Солнце село на скалу. Казалось, растопит ее, и поплывут камни, как разогретый воск.
– А разбогатели ли вы с этих камней-то? – кивнул на котомки с образцами Устин.
– Отец стал богат. Ванин знаменит. Я все такой же, только врагов наживаю.
– С чего бы тебе-то их наживать? – удивились побратимы.

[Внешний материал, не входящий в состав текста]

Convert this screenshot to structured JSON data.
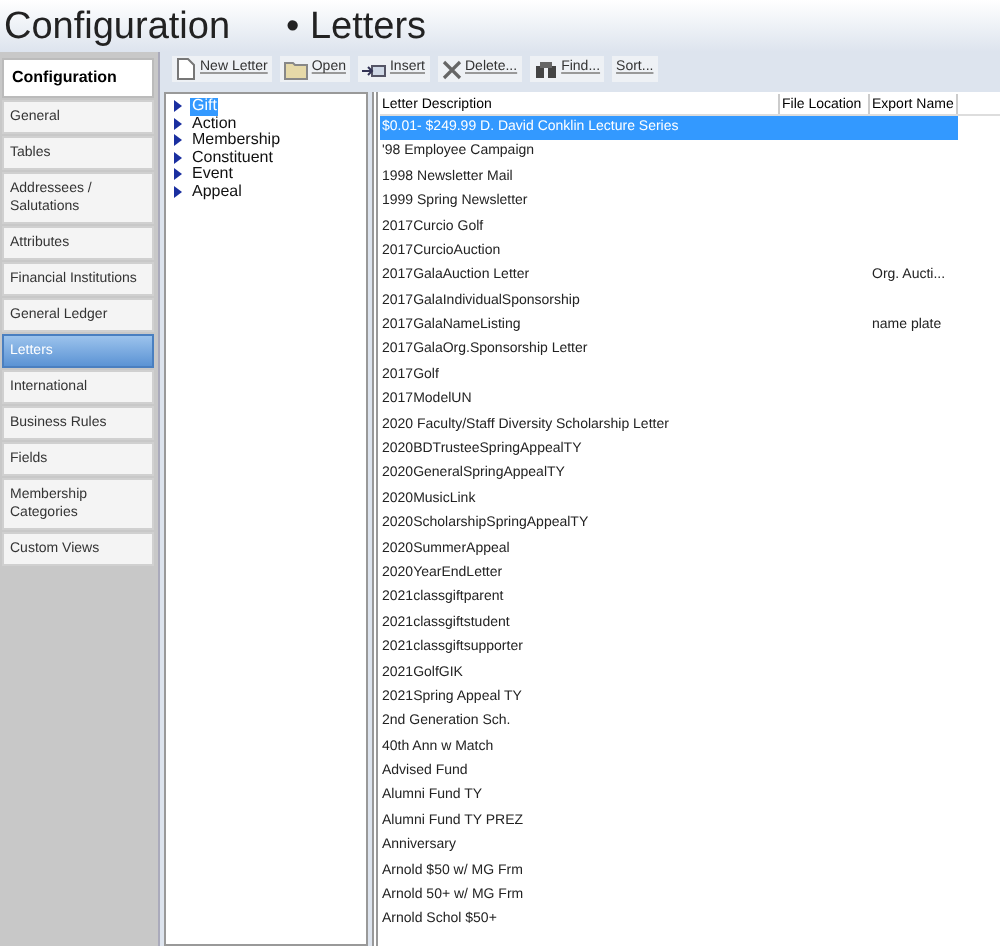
{
  "header": {
    "title": "Configuration",
    "section": "• Letters"
  },
  "sidebar": {
    "title": "Configuration",
    "items": [
      {
        "label": "General",
        "selected": false
      },
      {
        "label": "Tables",
        "selected": false
      },
      {
        "label": "Addressees / Salutations",
        "selected": false
      },
      {
        "label": "Attributes",
        "selected": false
      },
      {
        "label": "Financial Institutions",
        "selected": false
      },
      {
        "label": "General Ledger",
        "selected": false
      },
      {
        "label": "Letters",
        "selected": true
      },
      {
        "label": "International",
        "selected": false
      },
      {
        "label": "Business Rules",
        "selected": false
      },
      {
        "label": "Fields",
        "selected": false
      },
      {
        "label": "Membership Categories",
        "selected": false
      },
      {
        "label": "Custom Views",
        "selected": false
      }
    ]
  },
  "toolbar": [
    {
      "label": "New Letter",
      "kind": "new"
    },
    {
      "label": "Open",
      "kind": "open"
    },
    {
      "label": "Insert",
      "kind": "insert"
    },
    {
      "label": "Delete...",
      "kind": "delete"
    },
    {
      "label": "Find...",
      "kind": "find"
    },
    {
      "label": "Sort...",
      "kind": "sort"
    }
  ],
  "tree": [
    {
      "label": "Gift",
      "selected": true
    },
    {
      "label": "Action",
      "selected": false
    },
    {
      "label": "Membership",
      "selected": false
    },
    {
      "label": "Constituent",
      "selected": false
    },
    {
      "label": "Event",
      "selected": false
    },
    {
      "label": "Appeal",
      "selected": false
    }
  ],
  "table": {
    "columns": [
      "Letter Description",
      "File Location",
      "Export Name"
    ],
    "rows": [
      {
        "description": "$0.01- $249.99 D. David Conklin Lecture Series",
        "selected": true
      },
      {
        "description": "'98 Employee Campaign",
        "selected": false
      },
      {
        "description": "1998 Newsletter Mail",
        "selected": false
      },
      {
        "description": "1999 Spring Newsletter",
        "selected": false
      },
      {
        "description": "2017Curcio Golf",
        "selected": false
      },
      {
        "description": "2017CurcioAuction",
        "selected": false
      },
      {
        "description": "2017GalaAuction Letter",
        "export_name": "Org. Aucti...",
        "selected": false
      },
      {
        "description": "2017GalaIndividualSponsorship",
        "selected": false
      },
      {
        "description": "2017GalaNameListing",
        "export_name": "name plate",
        "selected": false
      },
      {
        "description": "2017GalaOrg.Sponsorship Letter",
        "selected": false
      },
      {
        "description": "2017Golf",
        "selected": false
      },
      {
        "description": "2017ModelUN",
        "selected": false
      },
      {
        "description": "2020 Faculty/Staff Diversity Scholarship Letter",
        "selected": false
      },
      {
        "description": "2020BDTrusteeSpringAppealTY",
        "selected": false
      },
      {
        "description": "2020GeneralSpringAppealTY",
        "selected": false
      },
      {
        "description": "2020MusicLink",
        "selected": false
      },
      {
        "description": "2020ScholarshipSpringAppealTY",
        "selected": false
      },
      {
        "description": "2020SummerAppeal",
        "selected": false
      },
      {
        "description": "2020YearEndLetter",
        "selected": false
      },
      {
        "description": "2021classgiftparent",
        "selected": false
      },
      {
        "description": "2021classgiftstudent",
        "selected": false
      },
      {
        "description": "2021classgiftsupporter",
        "selected": false
      },
      {
        "description": "2021GolfGIK",
        "selected": false
      },
      {
        "description": "2021Spring Appeal TY",
        "selected": false
      },
      {
        "description": "2nd Generation Sch.",
        "selected": false
      },
      {
        "description": "40th Ann w Match",
        "selected": false
      },
      {
        "description": "Advised Fund",
        "selected": false
      },
      {
        "description": "Alumni Fund TY",
        "selected": false
      },
      {
        "description": "Alumni Fund TY PREZ",
        "selected": false
      },
      {
        "description": "Anniversary",
        "selected": false
      },
      {
        "description": "Arnold $50 w/ MG Frm",
        "selected": false
      },
      {
        "description": "Arnold 50+ w/ MG Frm",
        "selected": false
      },
      {
        "description": "Arnold Schol $50+",
        "selected": false
      }
    ]
  }
}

– Будто я чужие месторождения перехватываю. Нашел я серебро и олово у монастыря поморских староверов, а тут на него враз охотники нашлись: мы, мол, эти камни видели, украл у нас их Силов. А вот ты гля, – Федор сунул под нос Устину оловянный камень. – Что это? Не знаешь, вот и те, кто меня вором обзывают, не знают, что это. Раз нашел редкий камень, то неси его геологам, столби то место и требуй деньги. Ванин за «галмейную шапку» обещал наградить находчика полсотней тысяч серебром. Вот и ищите. Ищите, ежели знаете, что такое галмей, смитсонит, гидроцинкит. А в Щербаковке мы с Арсе зашли к знакомому, смотрю: его баба сняла с капусты камень, тяжелый, хорошо гатит капусту. Глянул я – оловянный камень, с примесью свинца, серебра и цинка. Вот Арсе свидетель, он не даст соврать, я за тот камень заплатил пятьсот рублей да за показ, где взяли, – сто. Сколько мы там лазили, пока не обнаружили жилешку, а потом по коренным породам ее проследили. Сдал Ванину. Заплатил он отцу за то месторождение десять тысяч, рудник уже образуют, а на меня крик – украл, мол, чужое, присвоил. Помяните меня, что все найденное мною или с чьей-то помощью будет не мое, а генерала Крупенского, он любому скажет, что это нашел Ванин, что это его, генерала Крупенского, заслуга. Мы простые пахари, и тот, кто ест наш хлеб, не думает, кто его вырастил. А народ-то наш дик, подхватывает разные сплетни и поносит меня. Вот и этот человек не прознал, где звон, а нас хунхузами обозвал, – с обидой, с болью в голосе говорил Федор Андреевич.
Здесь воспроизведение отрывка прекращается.